I have never read any book about pirates, aside from the brief tour in the pirate world in The Assassin’s Blade, and all my knowledge on pirates were mostly from The Pirates of the Carribean movie franchise, and Peter Pan. So obviously, I don’t know a lot of thing about them, but the book’s title alone was enough to spark my interest. This is probably the first YA book I encountered that featured pirates.
The title basically says what the book is about. Alosa is the daughter of their world’s infamous Pirate King, and she’s considered as the princess and heir of all the pirates. She goes on a task to retrieve a missing piece of a map for her father, and to do this, she has to get herself captured by an enemy pirate. Here she meets a crazy assortment of pirates, and she goes on a hunt to look for the 1/3 piece of the mysterious map. It tackles a lot about pirating, pillaging, and scheming (which is so typical of pirates), but it’s also describes the mystery of the sirens and Alosa’s connection to them.
I’ve listed down below the things I loved the most about this book.
1. Alosa, ’nuff said. Alosa’s freaking amazing! She’s like a mixture of Disney’s Merida (with all her fiery red hair), Captain Jack Sparrow, and Celaena Sardothien all rolled into one. She’s beautiful, witty, sarcastic, smart, brave, determined. She’s a pirate who runs her own crew, kills enemies, goes on quests for hidden treasures and so on, but she’s also a lady who enjoys the pleasures of clothes and other pretty things. I admire how much of a feminist she is, since she made up her own crew mostly composed of females who she took based on their talents and skills, rather than take men who are thieves, killers, and rapists like other pirate captains do.

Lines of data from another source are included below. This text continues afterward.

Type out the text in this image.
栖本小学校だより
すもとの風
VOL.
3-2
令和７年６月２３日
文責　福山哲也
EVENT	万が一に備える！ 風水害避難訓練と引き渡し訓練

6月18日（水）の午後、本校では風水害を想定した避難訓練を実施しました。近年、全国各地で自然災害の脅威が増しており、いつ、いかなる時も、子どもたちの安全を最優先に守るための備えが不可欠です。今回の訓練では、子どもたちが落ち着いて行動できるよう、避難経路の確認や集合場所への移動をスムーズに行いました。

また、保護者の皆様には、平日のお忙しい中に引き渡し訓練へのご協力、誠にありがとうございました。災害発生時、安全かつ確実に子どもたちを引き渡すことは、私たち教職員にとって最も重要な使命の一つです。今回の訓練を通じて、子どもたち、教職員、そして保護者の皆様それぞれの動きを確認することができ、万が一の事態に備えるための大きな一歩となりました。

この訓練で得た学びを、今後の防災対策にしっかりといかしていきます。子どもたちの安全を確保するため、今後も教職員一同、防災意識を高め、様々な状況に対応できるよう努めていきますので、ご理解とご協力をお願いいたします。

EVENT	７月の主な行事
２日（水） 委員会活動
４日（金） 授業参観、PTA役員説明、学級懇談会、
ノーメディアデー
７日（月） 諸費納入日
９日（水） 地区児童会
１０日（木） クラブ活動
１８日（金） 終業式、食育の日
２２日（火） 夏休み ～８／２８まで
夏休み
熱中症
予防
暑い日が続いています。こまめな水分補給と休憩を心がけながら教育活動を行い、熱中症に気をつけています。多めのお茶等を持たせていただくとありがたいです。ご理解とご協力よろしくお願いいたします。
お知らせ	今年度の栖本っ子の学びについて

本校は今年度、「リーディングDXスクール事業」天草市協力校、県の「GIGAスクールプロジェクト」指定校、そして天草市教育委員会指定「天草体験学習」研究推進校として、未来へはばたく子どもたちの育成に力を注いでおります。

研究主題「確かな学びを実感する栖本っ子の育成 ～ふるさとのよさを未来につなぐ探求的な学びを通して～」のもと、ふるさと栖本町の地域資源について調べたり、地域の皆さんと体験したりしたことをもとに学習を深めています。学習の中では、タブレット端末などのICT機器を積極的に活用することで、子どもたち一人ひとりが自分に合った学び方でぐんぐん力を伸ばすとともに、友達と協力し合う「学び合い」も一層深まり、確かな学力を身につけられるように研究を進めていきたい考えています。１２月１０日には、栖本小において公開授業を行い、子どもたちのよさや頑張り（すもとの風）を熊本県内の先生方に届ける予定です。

She also has a couple of men in her crew, but they were mostly for the brute strength and so that her skills could affect them.
2. The setting and world-building. For a debut novel, this book is beautifully written. I could easily imagine every scenario and place they went to with great detail. It was written just right, leaving nothing out but also not putting too much in it. I just wished we had a map included so that we could all picture the layout of the seas and lands more vividly.
3. The fast-paced action. If you’re looking for a really easy but fast-paced novel, this one is for you. There were definitely no dull moments, and the story just consumes you with each turn of the page. You wouldn’t even realize that you’ve read a huge chunk of it already because you have been laughing and keeping up with Alosa’s antics and schemes.
4. The plot-twist. It’s actually not much of a plot-twist, but I’ll consider it as one. About near half of the book, I was already able to tell that there was something brewing with Alosa, and how the mystery of the sirens revolved around her life. But it was still a very interesting twist in her character!
I would love to see more of the other characters, especially Riden and Alosa’s crew in Ave-lee. All characters are unique and never dull, even the most hideous ones in Draxton’s crew were something to watch out for. I also would want to read more on Ride and Alosa’s relationship, since both of them were hot-and-cold with each other, bickering like cats and dogs, and making out like nobody’s business. They’re both adorable, but there were times where I just wanted to smack them both for being too stubborn with each other.
The YA world should give more notice to pirates, since I’m guessing there aren’t a lot of YA books about them. And this is a really great read to pick up if you’re in love with sea-faring pirates!